Евдокия виновато глянула на Пенелопу:

— Завтракать некогда.

Та вздохнула:

— А теперь-то куда?

— Я к Майке, а ты, я тебя умоляю, запри на балконе пса, — вылетая из комнаты крикнула Евдокия.

Но как бы не так — пес не дурак: он поджидал Евдокию в прихожей с первых ее слов. Опираясь на опыт, пес знал: раз хозяйка проснулась, непременно куда-то пойдет. И надо принять все меры, чтобы увязаться за ней.

«Я на тебя рассчитываю! — нагловато сообщали его глаза. — Не вздумай меня оставить! Я такого тогда здесь наделаю…»

Евдокия с тяжелым вздохом подхватила на руки пса и поспешила к подругам.

— Бродягу хоть дома оставь! — крикнула вслед Пенелопа.

— Нельзя, он такого наделает…

Дверь открыла не Майя, а Ева. Впрочем, и Майя стояла рядом: улыбаясь, она озорно выглядывала из-за стройной спины Евы. Евдокия с изумлением отметила, что подруги в приподнятом настроении.

— Здравствуй, урод! — бодро воскликнула Ева, увидев на руках Евдокии Бродягу. — И этот Мусоргский здесь, — оглянулась она на Майю и добавила, с отвращением обращаясь опять к собаке: — Фу-у, какой же ты грязный!
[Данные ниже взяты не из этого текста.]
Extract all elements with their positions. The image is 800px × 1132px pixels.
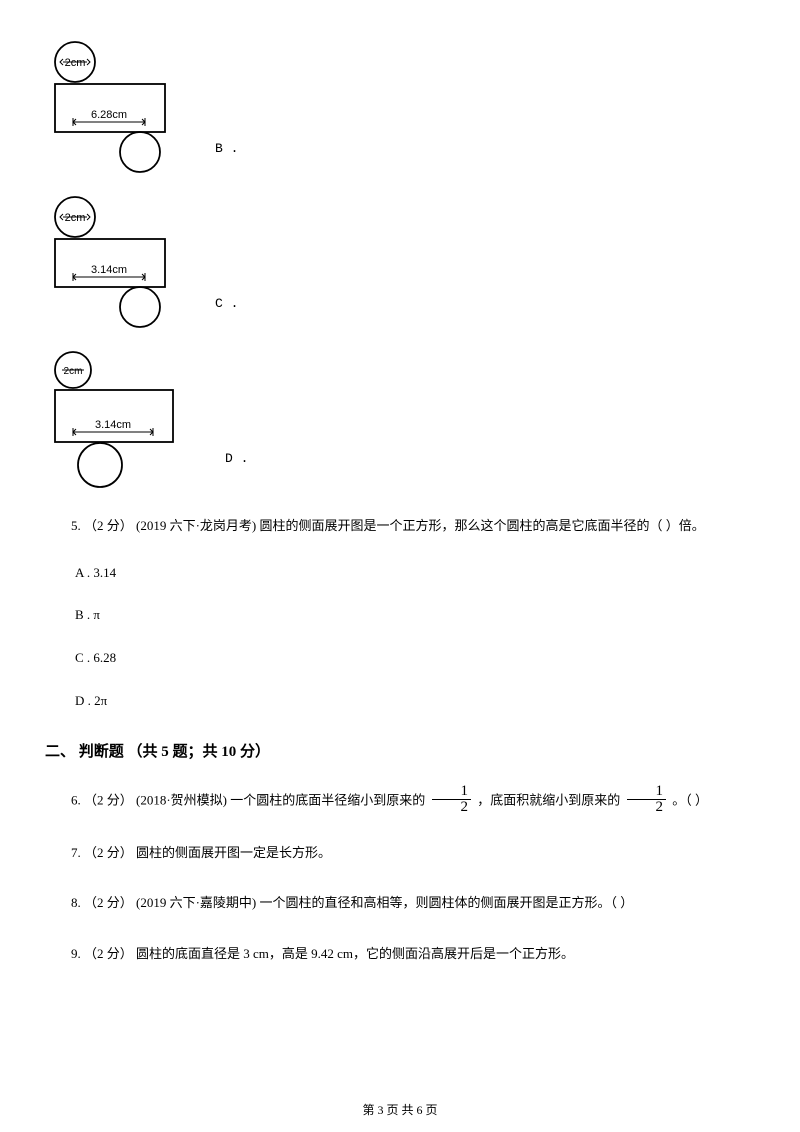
question-7: 7. （2 分） 圆柱的侧面展开图一定是长方形。: [45, 839, 755, 868]
question-5-text: 5. （2 分） (2019 六下·龙岗月考) 圆柱的侧面展开图是一个正方形，那…: [45, 518, 705, 533]
q5-option-c: C . 6.28: [75, 648, 755, 669]
option-d-letter: D .: [195, 449, 248, 490]
option-b-block: 2cm 6.28cm B .: [45, 40, 755, 175]
q5-option-d: D . 2π: [75, 691, 755, 712]
option-b-letter: B .: [185, 139, 238, 175]
diagram-b: 2cm 6.28cm: [45, 40, 175, 175]
option-d-block: 2cm 3.14cm D .: [45, 350, 755, 490]
q5-option-b: B . π: [75, 605, 755, 626]
diagram-b-top-label: 2cm: [65, 57, 86, 69]
question-8: 8. （2 分） (2019 六下·嘉陵期中) 一个圆柱的直径和高相等，则圆柱体…: [45, 889, 755, 918]
option-c-letter: C .: [185, 294, 238, 330]
question-9: 9. （2 分） 圆柱的底面直径是 3 cm，高是 9.42 cm，它的侧面沿高…: [45, 940, 755, 969]
q6-frac2: 12: [627, 784, 667, 815]
diagram-b-rect-label: 6.28cm: [91, 109, 127, 121]
page-footer: 第 3 页 共 6 页: [0, 1101, 800, 1120]
q6-pre: 6. （2 分） (2018·贺州模拟) 一个圆柱的底面半径缩小到原来的: [71, 792, 429, 807]
q5-option-a: A . 3.14: [75, 563, 755, 584]
q6-frac1: 12: [432, 784, 472, 815]
diagram-d-rect-label: 3.14cm: [95, 419, 131, 431]
q6-mid: ，底面积就缩小到原来的: [477, 792, 623, 807]
diagram-c-top-label: 2cm: [65, 212, 86, 224]
question-6: 6. （2 分） (2018·贺州模拟) 一个圆柱的底面半径缩小到原来的 12 …: [45, 786, 755, 817]
question-5: 5. （2 分） (2019 六下·龙岗月考) 圆柱的侧面展开图是一个正方形，那…: [45, 512, 755, 541]
q6-post: 。（ ）: [672, 792, 708, 807]
section-2-title: 二、 判断题 （共 5 题；共 10 分）: [45, 740, 755, 764]
diagram-d-top-label: 2cm: [64, 366, 83, 377]
diagram-c-rect-label: 3.14cm: [91, 264, 127, 276]
diagram-c: 2cm 3.14cm: [45, 195, 175, 330]
diagram-d: 2cm 3.14cm: [45, 350, 185, 490]
option-c-block: 2cm 3.14cm C .: [45, 195, 755, 330]
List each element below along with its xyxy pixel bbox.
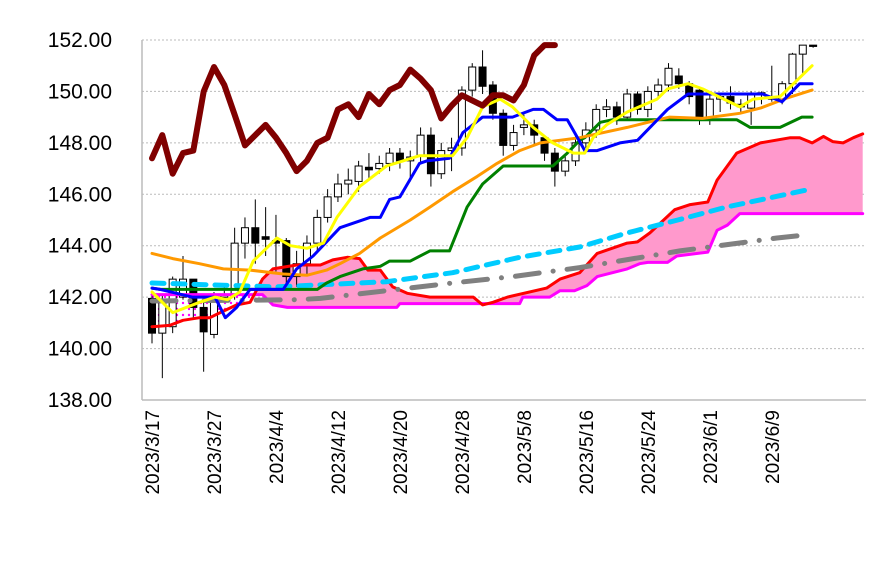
x-tick-label: 2023/5/8 <box>515 410 536 484</box>
candle-bearish <box>261 236 270 240</box>
y-tick-label: 140.00 <box>48 338 112 361</box>
candle-bearish <box>674 75 683 85</box>
y-tick-label: 144.00 <box>48 235 112 258</box>
x-tick-label: 2023/5/16 <box>577 410 598 495</box>
x-tick-label: 2023/4/28 <box>453 410 474 495</box>
candle-bullish <box>323 196 332 218</box>
candle-bearish <box>478 66 487 87</box>
candle-bullish <box>788 53 797 85</box>
y-tick-label: 150.00 <box>48 80 112 103</box>
candle-bullish <box>416 134 425 157</box>
candle-bearish <box>282 240 291 278</box>
candle-bullish <box>654 84 663 92</box>
series-line-ma-mid <box>150 88 814 277</box>
candle-bullish <box>602 106 611 110</box>
y-tick-label: 148.00 <box>48 132 112 155</box>
y-tick-label: 138.00 <box>48 389 112 412</box>
candle-bearish <box>364 166 373 171</box>
candle-bullish <box>457 89 466 149</box>
x-tick-label: 2023/4/20 <box>391 410 412 495</box>
candle-bullish <box>240 227 249 244</box>
x-tick-label: 2023/4/4 <box>267 410 288 484</box>
candle-bearish <box>251 227 260 244</box>
y-tick-label: 146.00 <box>48 183 112 206</box>
x-tick-label: 2023/6/9 <box>763 410 784 484</box>
candle-bullish <box>344 179 353 185</box>
series-line-kijun <box>150 115 814 291</box>
candle-bearish <box>633 93 642 110</box>
x-tick-label: 2023/5/24 <box>639 410 660 495</box>
series-line-senkou-span-a <box>150 132 865 329</box>
candle-bullish <box>705 98 714 118</box>
candle-bearish <box>499 112 508 146</box>
series-line-ma-long-2 <box>149 232 805 304</box>
series-line-ma-long-1 <box>149 187 808 290</box>
candle-bearish <box>199 306 208 333</box>
candle-bearish <box>809 44 818 47</box>
candle-bullish <box>354 165 363 182</box>
x-tick-label: 2023/3/17 <box>143 410 164 495</box>
candle-bullish <box>509 132 518 146</box>
candle-bullish <box>798 44 807 55</box>
candle-bullish <box>385 152 394 164</box>
candle-bullish <box>313 216 322 244</box>
candle-bullish <box>561 160 570 172</box>
y-tick-label: 142.00 <box>48 286 112 309</box>
x-tick-label: 2023/3/27 <box>205 410 226 495</box>
candle-bullish <box>333 183 342 198</box>
series-line-chikou <box>149 42 558 177</box>
candle-bullish <box>375 162 384 170</box>
y-tick-label: 152.00 <box>48 29 112 52</box>
candle-bullish <box>437 150 446 175</box>
candle-bullish <box>468 66 477 91</box>
series-line-tenkan <box>150 82 814 320</box>
candle-bullish <box>592 108 601 131</box>
cloud-bullish-fill <box>152 133 863 308</box>
candle-bullish <box>664 67 673 86</box>
candle-bullish <box>519 124 528 128</box>
candle-bearish <box>148 297 156 334</box>
x-tick-label: 2023/4/12 <box>329 410 350 495</box>
x-tick-label: 2023/6/1 <box>701 410 722 484</box>
candle-bullish <box>623 93 632 118</box>
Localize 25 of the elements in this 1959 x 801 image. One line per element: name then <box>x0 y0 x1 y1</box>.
Снова пришел вынюхивать, детектив?

«Я не грязный и не пришел, меня принесли», — ответил глазами Бродяга, но Ева по собачьим глазам читать не умела.

— Посмотрите, пес со мной согласился, — обрадовалась она. — Сейчас, говорит, все тут вынюхаю. И вынюхает же, чертяка!

— Ой, Дуся, что я сейчас тебе покажу! — радостно взвизгнула Майя из-за спины подруги.

Ева мгновенно пожаловалась:

— Вот же стерва развратная. Битый час ее уговариваю «шуберта» показать, а она ни в какую. Ждет тебя. Хочет разом нас ошеломить.

Евдокия окончательно растерялась:

— Какого Шуберта?

Майя выступила из-за спины подруги и кокетливо сообщила:

— Мне старый любовник новую шубку песцовую подарил!

— Ей только песец и идет! — ехидно вставила Ева.

— Да, — подтвердила Майя и победоносно развела руками: — Вот тебе и Юрий Иванович!

— Вот тебе и хитрюга Трифонов, — передразнила Ева подругу и, подмигнув Евдокие, сказала: — Слышь, Дуська, ты только не падай, сейчас такое тебе отмочу. Этот Трифонов, старый козел, нашей дурочке руку какую-то предложил. Комбинашка, быстро скажи, какую старый козел предложил тебе руку? — с шутливой строгостью потребовала

Ева ответа и опережая подругу, сделала вывод сама: — Тут ясно и дураку: волосатую руку свою и предложил в старческих пятнах-веснушках. Другой же нет у него.

— И сердце, — ревниво добавила Майя. — И руку, и сердце, и прочие органы. А на фиг мне нужен этот утиль? Ха! Трифонов хочет на мне жениться, но дудки! Я за него не пойду!

— Шуберта сцапала и от ворот поворот, — с одобрением отметила Ева и заключила: — Так, бабы, это дело надо отметить!

Она щелкнула пальцами по подбородку и приказала:

— Майка, «шуберта» и бутылку неси! Оценим и сразу обмоем!

Евдокия была потрясена. Страшная, жуткая ночь никак не вязалась с удалым и развязным днем.

— Вы что, ничего не знаете?! — воскликнула Евдокия.

— А что мы знать-то должны? — хором спросили подруги.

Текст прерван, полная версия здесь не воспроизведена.